I’m not one who automatically makes judgments about one’s capabilities based solely on age, but when it comes to NFL coaches, it’s a factor to be weighed – a big factor.
Capers was one of the NFL’s most senior coaching staff citizens in 2017. In a career that has spanned over 40 years of coaching – including 32 years with eight NFL teams – he earned a great reputation and proved he once possessed a lot of ability.
He was even a head coach for two teams, the Panthers starting in 1995 and the Texans starting in 2002. Both were new expansion teams, and he lasted four years at each job, compiling losing records at each place. For the past nine years, Capers was Green Bay’s defensive coordinator.
Capers’ age should have been a red flag that his capabilities were likely going downhill. Now at age 67, I doubt he’ll be offered another coaching job in the NFL.
Even if Big Mike McCarthy was too clueless to be watchful for signs of decline in Capers, the loss of productivity of Green Bay’s defenses was a dead giveaway. As has been pointed out many times on this site, from 2009 up to now Packers’ defenses were ranked this way in terms of yardage yielded: 2nd, 5th, 32nd, 11th, 25th, 15th, 15th, 22nd, and 22nd respectively.
I’m not casting blame on Capers, who I imagine did his best.
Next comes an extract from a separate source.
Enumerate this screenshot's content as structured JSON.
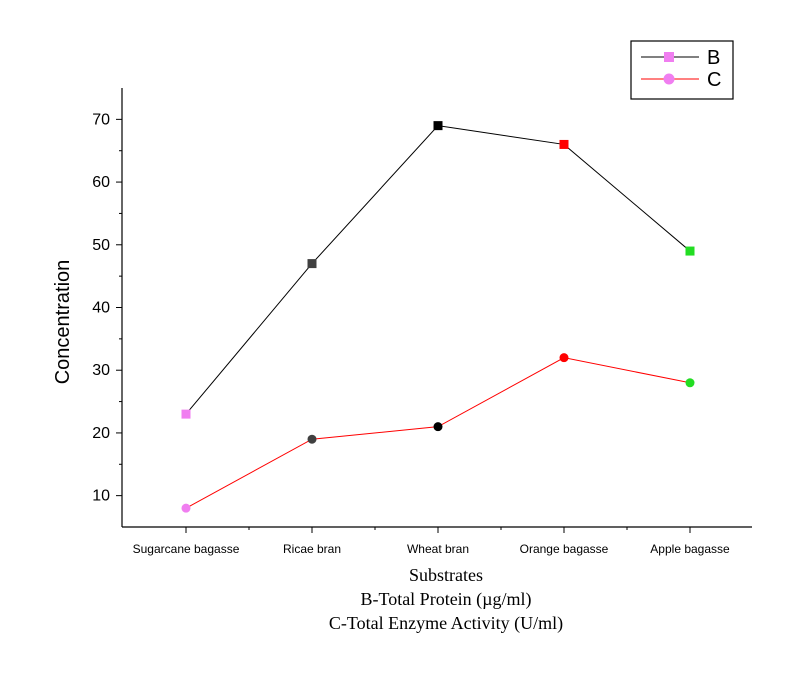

Rather the blame lies with Big Mike, who sat by and watched as the team’s defense operated unacceptably – for a team with Super Bowl aspirations – for seven years running.
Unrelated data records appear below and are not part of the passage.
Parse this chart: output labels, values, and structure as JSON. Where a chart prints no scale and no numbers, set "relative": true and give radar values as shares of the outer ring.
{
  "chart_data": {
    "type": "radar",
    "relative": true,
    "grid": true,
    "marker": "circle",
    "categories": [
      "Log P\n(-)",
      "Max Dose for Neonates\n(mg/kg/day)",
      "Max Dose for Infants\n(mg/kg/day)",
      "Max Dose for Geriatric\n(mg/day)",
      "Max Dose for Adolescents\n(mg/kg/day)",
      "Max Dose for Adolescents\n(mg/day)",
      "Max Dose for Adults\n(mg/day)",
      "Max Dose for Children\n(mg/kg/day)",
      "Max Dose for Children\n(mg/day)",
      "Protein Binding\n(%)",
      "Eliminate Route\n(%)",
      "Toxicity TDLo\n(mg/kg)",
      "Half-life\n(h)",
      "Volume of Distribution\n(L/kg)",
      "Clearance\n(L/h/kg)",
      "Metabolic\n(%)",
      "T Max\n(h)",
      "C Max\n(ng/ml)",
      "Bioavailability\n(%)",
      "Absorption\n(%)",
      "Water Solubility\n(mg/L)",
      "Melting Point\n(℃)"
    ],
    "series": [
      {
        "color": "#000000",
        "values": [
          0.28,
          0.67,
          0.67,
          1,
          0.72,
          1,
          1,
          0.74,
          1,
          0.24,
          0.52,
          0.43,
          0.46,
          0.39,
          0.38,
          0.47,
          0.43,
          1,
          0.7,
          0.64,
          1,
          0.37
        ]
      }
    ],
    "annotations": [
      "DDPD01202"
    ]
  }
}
Once McCarthy’s time with the Packers has ended, it might be that his failure to replace Capers for all those years will go down as his biggest blunder. CEO Mark Murphy and GM Ted Thompson should also get a generous portion of the blame for their passivity.
To finish out this storyline, I’ve been wondering how many old-timers there have been in the NFL coaching ranks the last few years, and how much success they’ve had. The ones who quickly came to mind:
Tom Coughlin – went 7-9, 6-10, and 6-10 in his last three years coaching the Giants, finishing at age 69 in 2015 (he’s now executive VP for football operations with the Jaguars).
Jeff Fisher – now age 58, he was fired in mid-2016 by the Rams after going 4-9, and with six consecutive losing seasons.
John Fox – was fired after the season at age 62 with three straight losing seasons coaching the Bears.
Dick LaBeau – defensive coordinator for the Titans, turned 80 this season – in his three years there, his defenses have finished 12th, 20th, and 13th this year, in yards yielded.
Other Aging NFL Coaches in 2017
The third-oldest coach in the league was the Cardinals’ Bruce Arians, at age 64. After three straight double-digit-win seasons, he’s gone 7-8-1 and 8-8 the last two years. He retired after the season.
Next up is Detroit’s Jim Caldwell, who is 62, and whose team was stuck in mediocrity, having gone 7-9, 9-7, and 9-7 the past three years. Caldwell was let go on January 1.
After that it’s another NFC North coach, the Minnesota Vikings’ Mike Zimmer, who is 61. Counting John Fox, the NFC North had three of the league’s six oldest coaches in 2017.
The two oldest coaches? The Seahawks’ Pete Carroll – though he acts like a spastic teenager on the sidelines – might be showing some signs of losing his touch at age 65. That other 65-year-old – Bill Belichick – seems to just keep on ticking.